How the MARS machine came to Shock Trauma combined knowledge, quick thinking, a tight-knit team, and good old-fashioned luck.
“This guy comes in with a devastating liver injury from a gunshot wound,” Scalea recalls. “Deb calls me, we get him through the first operation, but he goes into liver failure. Deb says, ‘What about this MARS machine?’ We’ve heard about it, we don’t own one, few did. She says, ‘Hey, Dad, you think we could get one?’ ” Scalea recalled to the audience’s amusement.
“I say ‘Sure!’ I don’t know where the hell we are going to get one. So I call the company. They say, ‘You’re not going to believe this. Somebody bought it. They decided they didn’t want it. It’s on the truck, in Maryland, coming back to the factory. Do you want it?’
“I said, ‘Absolutely, turn the truck around and bring it down,’ ” Scalea recalled. “Then I hung up and I asked myself, ‘I wonder how much this thing costs?’ [more laughter] So I called Karen [Doyle, senior vice president at Shock Trauma] and said, ‘Hey, Mom, can we have a dialysis machine?’ God love her, she said. ‘I don’t care what it costs, if you need it, you’ve got it.’ They deliver it and just like Petty [the pioneering lung specialist], we sit on the floor. We open the instructions. We say, ‘How hard can it be? It’s just a machine.’ The patient gets well.”
And so did more and more patients. After 27 patients, Scalea, Stein, and Hanish reported their findings to the American Surgical Association. Now the nearly 14,000 Americans on the liver transplant waiting list have renewed hope. And as James L. Hughes, MBA, chief enterprise and economic development officer and vice president at UMB, who hosted the event, said, “Through persistence and meticulous research, the MARS team is on the path to turn inspiration to save one life into a new standard of care for thousands of patients.”
Scalea sees it more as being in the right place at the right time. “We had modern technology next to the patients,” he said. “We controlled the technology ourselves. We noticed what was different, we weren’t bound by conventional thinking. We challenged dogma, we flew by the seat of our pants, and as physicians and surgeons we were together. This story is far from told. There are a zillion careers for those who want to take this on. But it’s a cool story. A very cool story.”
Record-Breaking Research
After Scalea took questions from the audience, Hughes, UMB President Jay A. Perman, MD, and Phil Robilotto, DO, MBA, assistant vice president of research and development, presented plaques to some of the 99 UMB researchers who had U.S. and international patents approved in the past year.
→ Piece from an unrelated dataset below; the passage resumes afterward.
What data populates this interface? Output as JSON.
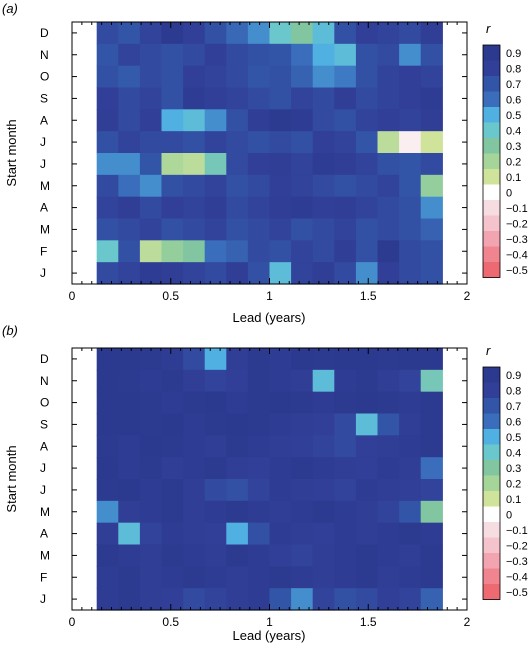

“We’ve had an incredible year in extramural funding,” Hughes said. “We had big growth two years ago and this year we grew the biggest we have ever had and the biggest of any University System of Maryland institution with $667.4 million. There is a lot of great research being done here, and that’s the foundation of much of the great entrepreneur work we are seeing.”